Do Ho Suh: Passage/s: Victoria Miro

16 Wharf road, In North London seemed like it was the last point in London to me, as it took me almost an hour to get there because of the traffic and upsetting weather. When my impatient self finally found the 16 Wharf road, I was absolutely stumped because I had no clue which building it was, as they all looked alike and the entrance door was slightly hidden in between brick walls along with the sign.


Entering the gallery, the spaciousness and silence of the visitors observing the signature architectural pieces compressed into 2D drawings of Do Ho Suh gave me a sense of calmness. In order to move on to the next section of the gallery, we had to walk out then into the patio with beautiful greenery along the path drawn with carpets. On the third floor, the one-to-one scale bright translucent fabric structures stood out. Being an interactive structure, walking through the translucent structures gave visualised Suh’s idea with more meaning. The one to one scale structures shapes ideas about migration, transience and shifting identities. Inspired by his nomadic life, Suh replicated the architectural characteristics of the places he lived or worked in, in order to form the idea of home being both a physical structure and a lived experience (Do ho Suh: Passage/s, 2016).
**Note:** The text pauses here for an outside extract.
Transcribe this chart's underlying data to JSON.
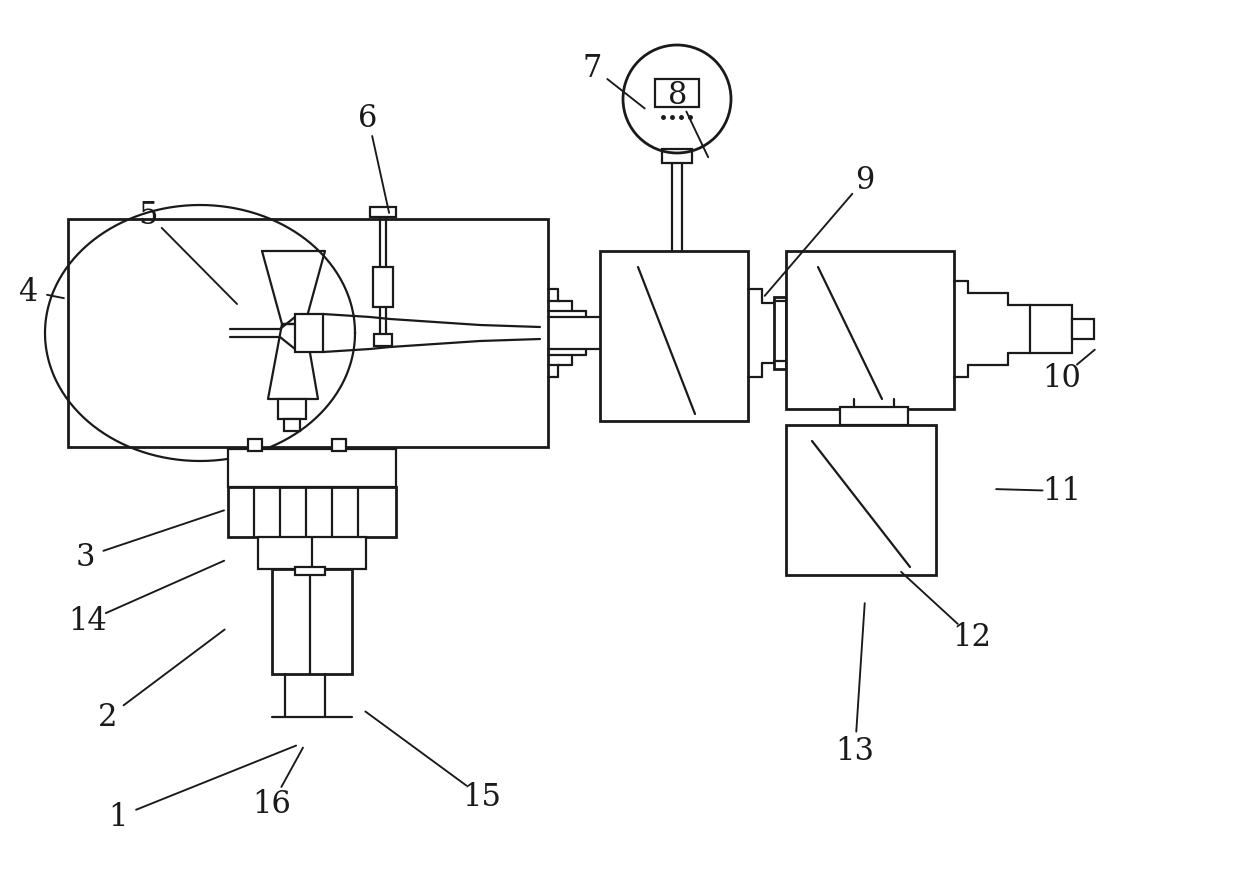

The idea is then taken further where the transition and connection of spaces between rooms with corridors is a metaphor about movement between cultures and the blurred line of public and private, but also reflecting on Suh’s own life and the experience of living in several countries and developing roots(Do ho Suh: Passage/s, 2016).


The gallery was worth visiting, mainly for being interactive. The passage between each structure was a new concept that’s not used very often and therefore it made Do Ho Suh’s work unique. Its a great place to take pictures for all the bright colours make wonderful photographs. Also, the details and effort that are put into each structure was captivating. Since I was in Victoria Miro anyway, I checked out the other gallery; Parasol unit, Tschabalala self. The portraits were contemporary and used Fabric, flashe, and acrylic paint.


Do ho Suh: Passage/s (2016) Available at: (Accessed: 26 February 2017).